Antes do terceiro LP solo de Beyoncé, ela era o destaque de um grupo feminino. Era uma mestra das cadências onde o R&B do início dos anos 2000 encontrou o hip-hop. Era uma praticante robusta da balada, da dança com alma. Mas em I Am… Sasha Fierce, ela se tornou algo mais significativo: uma personagem.

Sasha Fierce era o nome de um alter ego que Beyoncé criara ao longo dos anos “sempre que eu tinha que me apresentar”, ela disse a Oprah Winfrey em 2008. Era sua persona no palco: a destemida e impetuosa rainha do pop vestida de collant, não a recatada mortal no sofá da apresentadora, discutindo corajosamente seu trabalho – algo que Beyoncé pararia de fazer quando a ferocidade saísse dos palcos para se transformar na sua imagem pública padrão. Beyoncé assumindo o controle de como sua música é lançada, comandando um exército de garotas em um deserto apocalíptico empoeirado, liderando um esquadrão de dançarinos no intervalo do Super Bowl, transformando um festival de música em uma vitrine pessoal, redefinindo seu relacionamento com o marido, controlando sua imagem no Instagram – tudo isso vem da fusão de Sasha Fierce com Beyoncé.

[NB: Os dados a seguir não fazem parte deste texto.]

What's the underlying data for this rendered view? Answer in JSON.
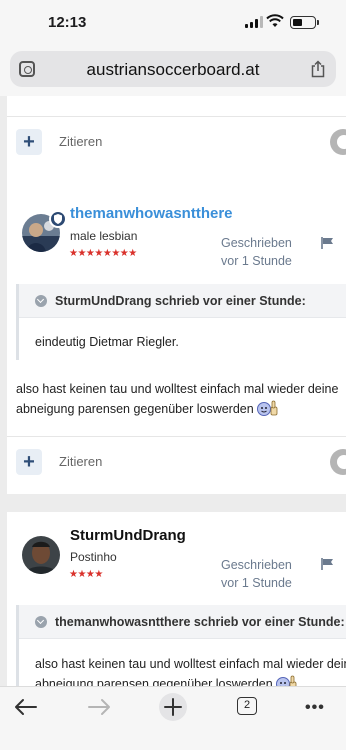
{
  "status_bar": {
    "time": "12:13"
  },
  "browser": {
    "url": "austriansoccerboard.at",
    "tab_count": "2"
  },
  "post_actions": {
    "quote_label": "Zitieren"
  },
  "posts": [
    {
      "username": "themanwhowasntthere",
      "rank": "male lesbian",
      "stars": "★★★★★★★★",
      "written_line1": "Geschrieben",
      "written_line2": "vor 1 Stunde",
      "quote_header": "SturmUndDrang schrieb vor einer Stunde:",
      "quote_text": "eindeutig Dietmar Riegler.",
      "message_line1": "also hast keinen tau und wolltest einfach mal wieder deine",
      "message_line2": "abneigung parensen gegenüber loswerden"
    },
    {
      "username": "SturmUndDrang",
      "rank": "Postinho",
      "stars": "★★★★",
      "written_line1": "Geschrieben",
      "written_line2": "vor 1 Stunde",
      "quote_header": "themanwhowasntthere schrieb vor einer Stunde:",
      "quote_text_line1": "also hast keinen tau und wolltest einfach mal wieder deine",
      "quote_text_line2": "abneigung parensen gegenüber loswerden"
    }
  ],
  "colors": {
    "username_link": "#3a8fd9",
    "accent_navy": "#2d4a73",
    "stars": "#d9312b"
  }
}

A música de I Am... Sasha Fierce foi dividida ao meio: oito baladas onde Beyoncé desfraldava vocais elegantes e virtuosos, e oito batidas rápidas entregues com rosnados e garra. A chegada de Sasha Fierce foi cimentada em Single Ladies (Put a Ring on It), onde ela se tornou uma porta-voz desafiadora para as pessoas desprezadas. A dinâmica de gênero dominava as faixas mais interessantes do álbum, entre elas If I Were a Boy, onde Beyoncé imagina a liberdade que ela desfrutaria se tivesse direito ao poder da masculinidade, e Diva, onde ela redefine um arquétipo feminino como uma pose malandra e masculina.

Mas o verdadeiro ponto alto do álbum talvez seja Video Phone, uma faixa quase atonal e monótona que Beyoncé relançou como um remix com Lady Gaga, à época a estrela mais aventureira do pop – Beyoncé retribuiu o favor com uma aparição em Telephone que a deixou espantosamente, gloriosamente esquisita. Nos últimos anos, elas quase trocaram de carreira: Gaga virou a tradicionalista e Beyoncé, a exploradora. — Por Caryn Ganz.

‘4’ (2011)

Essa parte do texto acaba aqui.